Не зная, что делать, Ройс пошел в спальню, налил в кружку вина из графина и принес ей.
— Выпейте, — решительно предложил он.
И с облегчением увидел, что она уже справилась с тоской и печалью и на губах ее при звуках его непреднамеренно отрывистых слов заиграла очаровательная улыбка.
— Похоже, милорд, — отвечала она, — вы вечно намерены совать мне в руки спиртное.
— Только преследуя неблаговидные цели, — пошутил он, и она фыркнула.
Сделав глоток, Дженни отставила кружку в сторону, скрестила руки на низеньком парапете и снова уставилась вдаль, словно что-то манило ее туда. Ройс пытливо глядел на нее, не в силах выбросить из головы ее откровения, чувствуя необходимость сказать что-нибудь ободряющее;
— В любом случае я сомневаюсь, чтоб вам понравилось нести ответственность за свой клан.
Она покачала головой и тихо молвила:
— Понравилось бы в любом случае. Я вижу, что очень многое надо бы делать иначе. Есть вещи, которые женщины замечают, а мужчины нет. И я о многом узнала от матери аббатисы. Есть новые ткацкие станки, и ваши, английские, гораздо лучше наших; есть новые способы выращивать хлеб… сотни других вещей, которые можно делать по-другому и с большим успехом.
Не в состоянии обсуждать сравнительные преимущества одних ткацких станков и способов выращивания хлеба перед другими, Ройс на пробу привел другой аргумент:
— Не можете же вы положить всю свою жизнь на то, чтоб оправдываться перед кланом.

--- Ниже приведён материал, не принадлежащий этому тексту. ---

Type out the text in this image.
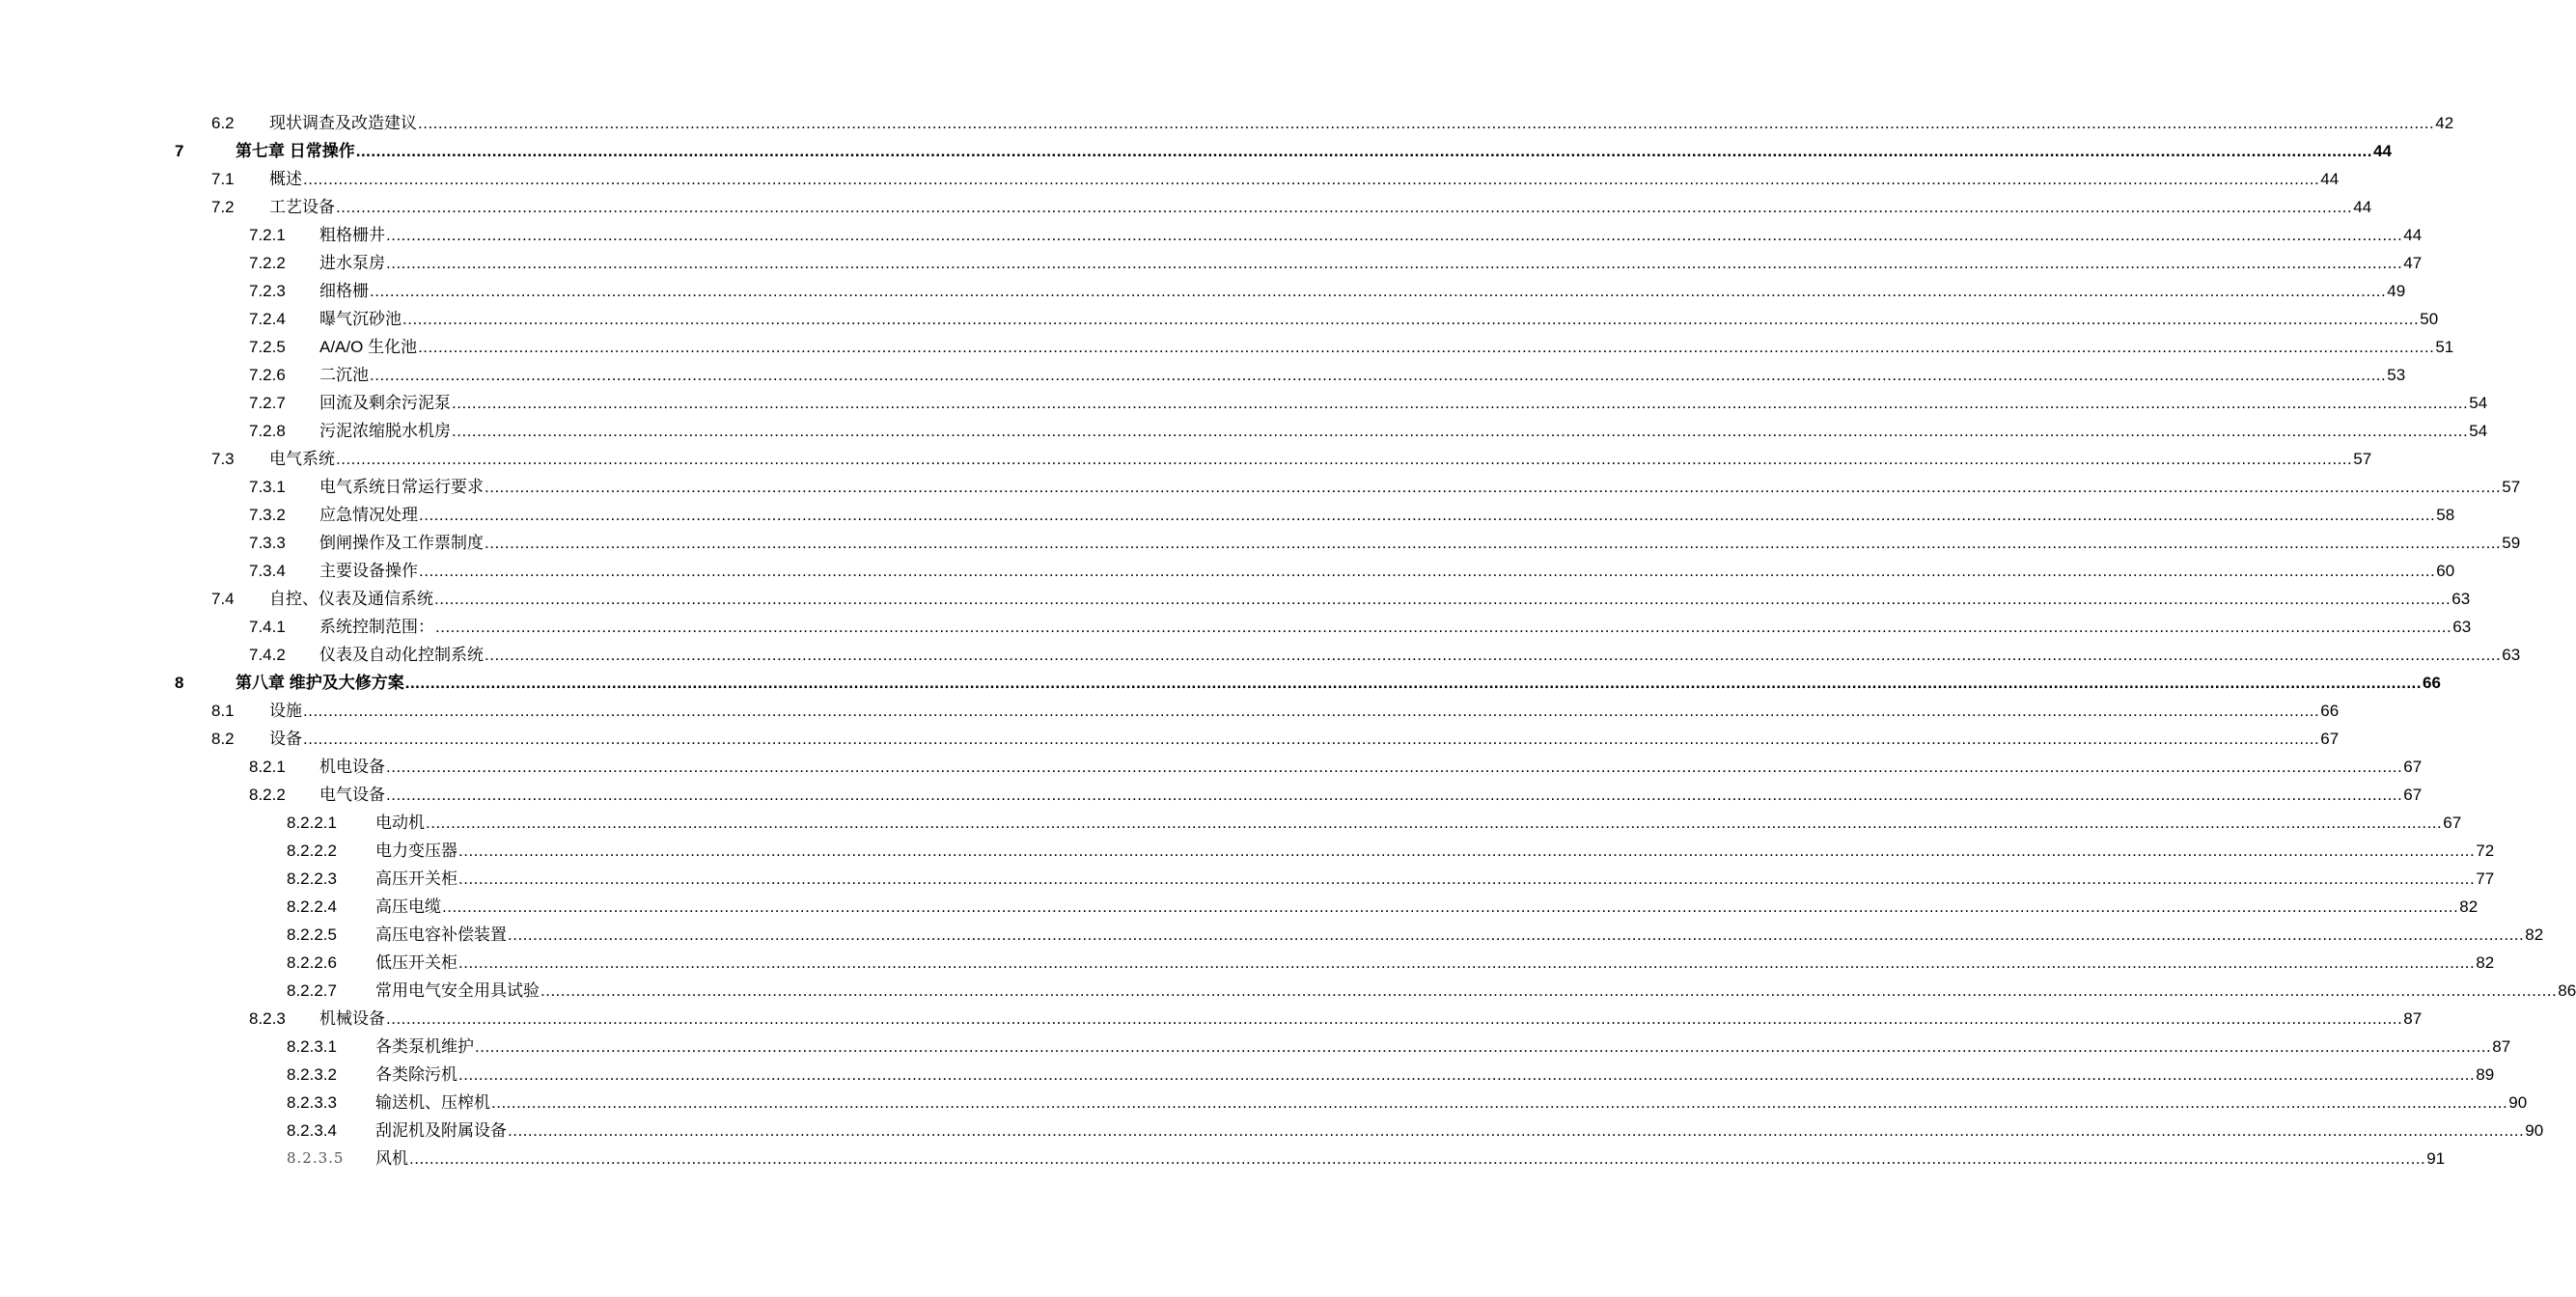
6.2 现状调查及改造建议 ................................................................................................................................................................................................................................................................................................................................................................................................................ 42
7	第七章 日常操作 ................................................................................................................................................................................................................................................................................................................................................................................................................ 44
7.1 概述 ................................................................................................................................................................................................................................................................................................................................................................................................................ 44
7.2 工艺设备 ................................................................................................................................................................................................................................................................................................................................................................................................................ 44
7.2.1 粗格栅井 ................................................................................................................................................................................................................................................................................................................................................................................................................ 44
7.2.2 进水泵房 ................................................................................................................................................................................................................................................................................................................................................................................................................ 47
7.2.3 细格栅 ................................................................................................................................................................................................................................................................................................................................................................................................................ 49
7.2.4 曝气沉砂池 ................................................................................................................................................................................................................................................................................................................................................................................................................ 50
7.2.5 A/A/O 生化池 ................................................................................................................................................................................................................................................................................................................................................................................................................ 51
7.2.6 二沉池 ................................................................................................................................................................................................................................................................................................................................................................................................................ 53
7.2.7 回流及剩余污泥泵 ................................................................................................................................................................................................................................................................................................................................................................................................................ 54
7.2.8 污泥浓缩脱水机房 ................................................................................................................................................................................................................................................................................................................................................................................................................ 54
7.3 电气系统 ................................................................................................................................................................................................................................................................................................................................................................................................................ 57
7.3.1 电气系统日常运行要求 ................................................................................................................................................................................................................................................................................................................................................................................................................ 57
7.3.2 应急情况处理 ................................................................................................................................................................................................................................................................................................................................................................................................................ 58
7.3.3 倒闸操作及工作票制度 ................................................................................................................................................................................................................................................................................................................................................................................................................ 59
7.3.4 主要设备操作 ................................................................................................................................................................................................................................................................................................................................................................................................................ 60
7.4 自控、仪表及通信系统 ................................................................................................................................................................................................................................................................................................................................................................................................................ 63
7.4.1 系统控制范围： ................................................................................................................................................................................................................................................................................................................................................................................................................ 63
7.4.2 仪表及自动化控制系统 ................................................................................................................................................................................................................................................................................................................................................................................................................ 63
8	第八章 维护及大修方案 ................................................................................................................................................................................................................................................................................................................................................................................................................ 66
8.1 设施 ................................................................................................................................................................................................................................................................................................................................................................................................................ 66
8.2 设备 ................................................................................................................................................................................................................................................................................................................................................................................................................ 67
8.2.1 机电设备 ................................................................................................................................................................................................................................................................................................................................................................................................................ 67
8.2.2 电气设备 ................................................................................................................................................................................................................................................................................................................................................................................................................ 67
8.2.2.1 电动机 ................................................................................................................................................................................................................................................................................................................................................................................................................ 67
8.2.2.2 电力变压器 ................................................................................................................................................................................................................................................................................................................................................................................................................ 72
8.2.2.3 高压开关柜 ................................................................................................................................................................................................................................................................................................................................................................................................................ 77
8.2.2.4 高压电缆 ................................................................................................................................................................................................................................................................................................................................................................................................................ 82
8.2.2.5 高压电容补偿装置 ................................................................................................................................................................................................................................................................................................................................................................................................................ 82
8.2.2.6 低压开关柜 ................................................................................................................................................................................................................................................................................................................................................................................................................ 82
8.2.2.7 常用电气安全用具试验 ................................................................................................................................................................................................................................................................................................................................................................................................................ 86
8.2.3 机械设备 ................................................................................................................................................................................................................................................................................................................................................................................................................ 87
8.2.3.1 各类泵机维护 ................................................................................................................................................................................................................................................................................................................................................................................................................ 87
8.2.3.2 各类除污机 ................................................................................................................................................................................................................................................................................................................................................................................................................ 89
8.2.3.3 输送机、压榨机 ................................................................................................................................................................................................................................................................................................................................................................................................................ 90
8.2.3.4 刮泥机及附属设备 ................................................................................................................................................................................................................................................................................................................................................................................................................ 90
8.2.3.5 风机 ................................................................................................................................................................................................................................................................................................................................................................................................................ 91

— Могу, — тихо, но с яростной силой сказала она. — Я сделаю все, чтобы они снова считали меня своей. Это мои родичи. Их кровь течет в моих жилах, а моя — в их.
— Лучше бы вам позабыть обо всем этом, — уговаривал Ройс. — Я думаю, вы взялись за задачу, которую невозможно решить.
— Между прочим, в последнее время решение было не столь невозможным, как вы думаете, — возразила она, и прекрасное, повернутое в профиль лицо обрело торжественное выражение. — Уильям когда-нибудь станет графом, а он милый и замечательный мальчик… да нет, мужчина, ему уже двадцать. Он не такой сильный, каким был Александр, и не такой, каков Малькольм, но учен и отличается мудростью и верностью. Он хорошо понимает мое положение в клане и, став лордом, постарался бы все уладить. Но нынешней ночью это действительно стало невозможным.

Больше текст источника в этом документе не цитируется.